Earlier in the day, Khanna had tweeted in defense of Pat Buchanan, President Ronald Reagan’s communications director who has a lengthy history of making overtly antisemitic arguments. 

“The same Pat Buchanan who wrote that Hitler was ‘a man of great courage’? Who called Capitol Hill ‘Israeli-occupied territory’? Who said there was ‘No evidence exists that any Jews were gassed at Treblinka’? Pretty sure he was antisemitic,” said Shannon Watts, a liberal activist who started the advocacy group “Moms Demand Action” after the Sandy Hook shooting in 2012, when 26 students and teachers were killed at a Connecticut elementary school. 

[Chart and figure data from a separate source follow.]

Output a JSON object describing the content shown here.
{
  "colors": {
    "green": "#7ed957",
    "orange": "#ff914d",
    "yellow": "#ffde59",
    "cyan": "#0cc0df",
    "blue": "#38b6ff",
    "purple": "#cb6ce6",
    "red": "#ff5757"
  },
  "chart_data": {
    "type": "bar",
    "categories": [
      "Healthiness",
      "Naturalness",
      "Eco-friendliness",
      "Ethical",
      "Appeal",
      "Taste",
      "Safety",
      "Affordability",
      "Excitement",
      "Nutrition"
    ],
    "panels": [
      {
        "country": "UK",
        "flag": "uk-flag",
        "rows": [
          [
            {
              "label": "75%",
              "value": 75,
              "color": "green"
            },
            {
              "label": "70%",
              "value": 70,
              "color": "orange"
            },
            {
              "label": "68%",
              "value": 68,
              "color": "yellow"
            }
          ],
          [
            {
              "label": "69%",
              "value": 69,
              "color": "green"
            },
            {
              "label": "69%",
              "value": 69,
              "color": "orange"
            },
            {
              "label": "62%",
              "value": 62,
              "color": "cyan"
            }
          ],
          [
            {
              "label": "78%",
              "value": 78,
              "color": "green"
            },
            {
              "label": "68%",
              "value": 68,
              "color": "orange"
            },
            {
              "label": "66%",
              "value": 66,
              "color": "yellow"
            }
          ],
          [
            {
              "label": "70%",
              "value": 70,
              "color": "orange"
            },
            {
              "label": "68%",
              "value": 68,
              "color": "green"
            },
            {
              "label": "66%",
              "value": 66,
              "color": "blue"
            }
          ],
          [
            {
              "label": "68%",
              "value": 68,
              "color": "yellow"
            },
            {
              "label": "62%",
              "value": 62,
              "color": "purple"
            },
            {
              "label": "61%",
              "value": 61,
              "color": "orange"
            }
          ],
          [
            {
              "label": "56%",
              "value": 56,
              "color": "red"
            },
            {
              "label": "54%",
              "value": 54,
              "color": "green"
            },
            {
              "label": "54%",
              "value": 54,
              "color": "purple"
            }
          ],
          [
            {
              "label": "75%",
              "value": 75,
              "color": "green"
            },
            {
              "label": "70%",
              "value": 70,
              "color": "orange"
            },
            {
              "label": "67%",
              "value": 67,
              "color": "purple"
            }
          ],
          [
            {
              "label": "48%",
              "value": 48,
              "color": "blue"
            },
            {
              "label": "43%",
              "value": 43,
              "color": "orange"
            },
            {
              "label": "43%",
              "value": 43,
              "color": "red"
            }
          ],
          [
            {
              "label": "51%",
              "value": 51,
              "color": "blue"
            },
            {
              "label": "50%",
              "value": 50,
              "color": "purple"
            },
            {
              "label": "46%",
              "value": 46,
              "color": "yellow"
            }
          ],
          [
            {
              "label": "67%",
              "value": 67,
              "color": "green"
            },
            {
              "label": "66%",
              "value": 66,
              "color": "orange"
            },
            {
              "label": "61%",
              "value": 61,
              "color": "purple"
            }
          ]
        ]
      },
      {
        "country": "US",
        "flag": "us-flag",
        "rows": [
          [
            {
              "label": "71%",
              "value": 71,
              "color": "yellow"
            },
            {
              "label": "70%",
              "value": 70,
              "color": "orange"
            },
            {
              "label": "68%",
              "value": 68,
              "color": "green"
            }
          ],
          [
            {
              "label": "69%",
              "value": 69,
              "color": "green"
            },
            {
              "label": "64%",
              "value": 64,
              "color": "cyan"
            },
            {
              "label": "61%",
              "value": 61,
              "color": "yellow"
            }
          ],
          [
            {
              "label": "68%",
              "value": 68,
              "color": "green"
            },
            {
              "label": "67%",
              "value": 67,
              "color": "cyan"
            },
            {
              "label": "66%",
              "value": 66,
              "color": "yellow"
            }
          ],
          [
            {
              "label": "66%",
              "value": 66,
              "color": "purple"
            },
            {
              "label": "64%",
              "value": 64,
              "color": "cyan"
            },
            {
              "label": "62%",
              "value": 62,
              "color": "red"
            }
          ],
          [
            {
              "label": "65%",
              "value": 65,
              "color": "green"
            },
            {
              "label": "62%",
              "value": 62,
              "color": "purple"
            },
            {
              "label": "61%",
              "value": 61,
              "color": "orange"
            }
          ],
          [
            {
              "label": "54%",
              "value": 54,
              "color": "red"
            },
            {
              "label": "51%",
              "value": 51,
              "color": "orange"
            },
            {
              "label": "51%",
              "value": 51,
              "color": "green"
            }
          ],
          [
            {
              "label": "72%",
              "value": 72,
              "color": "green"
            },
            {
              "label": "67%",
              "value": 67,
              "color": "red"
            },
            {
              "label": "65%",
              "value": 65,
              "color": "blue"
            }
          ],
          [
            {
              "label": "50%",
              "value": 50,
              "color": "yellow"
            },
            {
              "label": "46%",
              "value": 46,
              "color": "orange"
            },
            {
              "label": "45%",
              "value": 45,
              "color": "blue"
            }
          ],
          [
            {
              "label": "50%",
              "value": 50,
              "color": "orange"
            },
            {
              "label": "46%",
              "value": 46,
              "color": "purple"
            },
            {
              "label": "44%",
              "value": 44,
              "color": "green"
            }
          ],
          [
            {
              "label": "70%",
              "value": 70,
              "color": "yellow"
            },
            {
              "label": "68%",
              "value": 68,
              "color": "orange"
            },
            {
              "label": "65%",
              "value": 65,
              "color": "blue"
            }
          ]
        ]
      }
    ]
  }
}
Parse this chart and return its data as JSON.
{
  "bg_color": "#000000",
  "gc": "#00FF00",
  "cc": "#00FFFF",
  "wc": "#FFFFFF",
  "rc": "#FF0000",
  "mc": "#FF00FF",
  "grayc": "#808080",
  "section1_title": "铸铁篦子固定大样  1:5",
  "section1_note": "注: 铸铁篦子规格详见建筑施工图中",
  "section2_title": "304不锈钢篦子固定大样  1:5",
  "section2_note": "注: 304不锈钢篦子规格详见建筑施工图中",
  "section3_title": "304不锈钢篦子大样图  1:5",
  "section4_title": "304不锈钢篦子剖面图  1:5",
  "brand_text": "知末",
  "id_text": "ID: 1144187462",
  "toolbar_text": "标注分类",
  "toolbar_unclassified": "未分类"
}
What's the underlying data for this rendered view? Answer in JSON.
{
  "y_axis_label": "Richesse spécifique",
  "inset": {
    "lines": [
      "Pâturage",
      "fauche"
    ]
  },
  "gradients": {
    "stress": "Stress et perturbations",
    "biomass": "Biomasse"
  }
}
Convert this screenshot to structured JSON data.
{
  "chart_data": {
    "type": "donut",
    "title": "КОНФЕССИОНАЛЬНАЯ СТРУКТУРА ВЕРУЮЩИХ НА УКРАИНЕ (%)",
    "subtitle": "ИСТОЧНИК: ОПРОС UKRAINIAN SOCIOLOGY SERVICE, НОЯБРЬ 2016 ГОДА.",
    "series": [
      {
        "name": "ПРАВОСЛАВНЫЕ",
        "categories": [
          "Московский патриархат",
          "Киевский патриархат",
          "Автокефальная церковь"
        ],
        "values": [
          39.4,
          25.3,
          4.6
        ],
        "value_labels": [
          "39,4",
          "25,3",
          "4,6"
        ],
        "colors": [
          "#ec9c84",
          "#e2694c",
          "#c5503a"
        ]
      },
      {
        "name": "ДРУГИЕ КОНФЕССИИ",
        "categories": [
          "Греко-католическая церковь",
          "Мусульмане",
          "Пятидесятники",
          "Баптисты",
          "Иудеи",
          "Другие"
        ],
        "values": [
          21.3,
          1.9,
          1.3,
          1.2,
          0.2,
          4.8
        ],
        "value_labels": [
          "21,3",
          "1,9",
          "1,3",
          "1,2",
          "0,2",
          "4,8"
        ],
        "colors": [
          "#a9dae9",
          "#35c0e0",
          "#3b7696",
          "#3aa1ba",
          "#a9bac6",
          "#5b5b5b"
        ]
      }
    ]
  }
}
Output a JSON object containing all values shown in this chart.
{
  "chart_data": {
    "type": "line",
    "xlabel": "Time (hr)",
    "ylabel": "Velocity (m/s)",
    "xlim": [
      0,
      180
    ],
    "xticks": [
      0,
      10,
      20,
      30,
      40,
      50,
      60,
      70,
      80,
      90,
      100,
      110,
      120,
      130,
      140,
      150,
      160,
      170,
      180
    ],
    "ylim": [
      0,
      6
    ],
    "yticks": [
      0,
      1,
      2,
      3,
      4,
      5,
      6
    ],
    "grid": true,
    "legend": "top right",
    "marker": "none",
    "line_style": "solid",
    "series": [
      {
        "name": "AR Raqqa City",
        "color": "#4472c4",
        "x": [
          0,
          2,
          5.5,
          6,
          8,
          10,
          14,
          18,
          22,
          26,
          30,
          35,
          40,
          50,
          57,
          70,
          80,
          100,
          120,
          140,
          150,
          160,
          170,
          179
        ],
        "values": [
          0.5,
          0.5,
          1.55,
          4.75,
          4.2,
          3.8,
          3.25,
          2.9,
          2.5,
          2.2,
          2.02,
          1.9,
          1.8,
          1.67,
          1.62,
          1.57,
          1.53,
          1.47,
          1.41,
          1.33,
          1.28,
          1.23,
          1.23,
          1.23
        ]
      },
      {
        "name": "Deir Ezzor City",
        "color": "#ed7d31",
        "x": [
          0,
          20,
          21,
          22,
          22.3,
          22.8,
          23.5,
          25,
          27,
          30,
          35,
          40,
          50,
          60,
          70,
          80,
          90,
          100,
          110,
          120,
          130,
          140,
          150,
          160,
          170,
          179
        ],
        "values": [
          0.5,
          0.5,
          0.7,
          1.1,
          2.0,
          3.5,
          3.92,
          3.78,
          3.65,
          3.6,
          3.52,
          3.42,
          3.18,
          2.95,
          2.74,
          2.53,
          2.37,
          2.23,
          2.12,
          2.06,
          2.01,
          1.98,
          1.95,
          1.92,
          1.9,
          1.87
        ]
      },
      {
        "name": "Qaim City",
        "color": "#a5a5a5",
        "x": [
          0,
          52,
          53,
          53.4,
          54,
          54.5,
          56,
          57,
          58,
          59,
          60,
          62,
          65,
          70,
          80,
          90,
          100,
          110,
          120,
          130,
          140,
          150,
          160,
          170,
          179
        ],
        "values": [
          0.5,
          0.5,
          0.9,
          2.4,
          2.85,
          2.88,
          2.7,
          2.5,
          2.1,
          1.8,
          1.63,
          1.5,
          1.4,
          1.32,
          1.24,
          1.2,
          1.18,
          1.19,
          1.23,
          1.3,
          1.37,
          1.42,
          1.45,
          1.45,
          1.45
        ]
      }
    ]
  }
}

Khanna doubled down afterward.

Later, Watts — who has called Republicans’ “thoughts and prayers” framing a form of gaslighting — said Democrats need to do more to combat antisemitism among members of their own party. 

“The Democratic Party has been infected by antisemitism and it’s spreading. It isn’t (yet) as virulent as it is on the right, but it’s insidious and we have to stop pretending it doesn’t exist,” Watts wrote on X

In West Bloomfield, tragedy was averted, miraculously, because of the actions of a security guard who quickly put himself in harm’s way. 

But if the response to rising antisemitism begins to resemble the country’s response to gun violence — expressions of outrage followed by little introspection — the result may be a familiar one: condemnation after the antisemitic incident, but little reckoning with the permissive culture that helped create the danger in the first place.